After making these preparations, you can use UMDH to capture information about the heap allocations of a process. To do so, follow this procedure:

  1. Determine the process ID (PID) for the process you want to investigate.

  2. Use UMDH to analyze the heap memory allocations for this process, and save it to a log file. Use the -p switch with the PID, and the -f switch with the name of the log file. For example, if the PID is 124, and you want to name the log file Log1.txt, use the following command:

    umdh -p:124 -f:log1.txt 
  3. Use Notepad or another program to open the log file. This file contains the call stack for each heap allocation, the number of allocations made through that call stack, and the number of bytes consumed through that call stack.

  4. Because you are looking for a memory leak, the contents of a single log file are not sufficient. You must compare log files recorded at different times to determine which allocations are growing.

    UMDH can compare two different log files and display the change in their respective allocation sizes. You can use the greater-than symbol (>) to redirect the results into a third text file. You may also want to include the -d option, which converts the byte and allocation counts from hexadecimal to decimal. For example, to compare Log1.txt and Log2.txt, saving the results of the comparison to the file LogCompare.txt, use the following command:

    umdh log1.txt log2.txt > logcompare.txt 
  5. Open the LogCompare.txt file. Its contents resemble the following:

    + 5320 ( f110 - 9df0) 3a allocs BackTrace00B53 
    Total increase == 5320 

    For each call stack (labeled "BackTrace") in the UMDH log files, there is a comparison made between the two log files. In this example, the first log file (Log1.txt) recorded 0x9DF0 bytes allocated for BackTrace00B53, while the second log file recorded 0xF110 bytes, which means that there were 0x5320 additional bytes allocated between the time the two logs were captured. The bytes came from the call stack identified by BackTrace00B53.

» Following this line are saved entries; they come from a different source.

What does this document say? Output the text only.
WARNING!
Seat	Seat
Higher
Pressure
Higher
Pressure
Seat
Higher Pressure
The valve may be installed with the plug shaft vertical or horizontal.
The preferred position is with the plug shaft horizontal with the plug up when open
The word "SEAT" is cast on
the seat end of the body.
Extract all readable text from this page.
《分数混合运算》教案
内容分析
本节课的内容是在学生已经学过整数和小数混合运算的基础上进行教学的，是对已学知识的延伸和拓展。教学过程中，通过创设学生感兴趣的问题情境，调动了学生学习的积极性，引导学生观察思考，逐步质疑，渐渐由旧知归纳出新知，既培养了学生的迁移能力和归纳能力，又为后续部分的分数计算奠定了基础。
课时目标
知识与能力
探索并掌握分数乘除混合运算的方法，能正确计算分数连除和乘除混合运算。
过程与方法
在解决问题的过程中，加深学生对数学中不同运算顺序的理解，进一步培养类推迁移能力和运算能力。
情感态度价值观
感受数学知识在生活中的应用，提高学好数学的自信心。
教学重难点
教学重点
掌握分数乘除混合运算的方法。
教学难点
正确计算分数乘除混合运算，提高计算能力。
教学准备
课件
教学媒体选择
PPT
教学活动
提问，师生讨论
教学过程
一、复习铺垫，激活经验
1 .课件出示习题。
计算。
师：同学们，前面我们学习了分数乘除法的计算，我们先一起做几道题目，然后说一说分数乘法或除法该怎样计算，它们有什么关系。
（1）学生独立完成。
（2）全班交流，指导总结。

  6. To determine what is in that backtrace, open one of the original log files (for example, Log2.txt) and search for "BackTrace00B53." The results are similar to this data:

    00005320 bytes in 0x14 allocations (@ 0x00000428) by: BackTrace00B53
    MyApp!operator new+0x0000000E

    This UMDH output shows that there were 0x5320 (decimal 21280) total bytes allocated from the call stack. These bytes were allocated from 0x14 (decimal 20) separate allocations of 0x428 (decimal 1064) bytes each.

    The call stack is given an identifier of "BackTrace00B53," and the calls in this stack are displayed. In reviewing the call stack, you see that the DisplayMyGraphics routine is allocating memory through the new operator, which calls the routine malloc, which uses the Visual C++ run-time library to obtain memory from the heap.

    Determine which of these calls is the last one to explicitly appear in your source code. In this case, it is probably the new operator because the call to malloc occurred as part of the implementation of new rather than as a separate allocation. So this instance of the new operator in the DisplayMyGraphics routine is repeatedly allocating memory that is not being freed.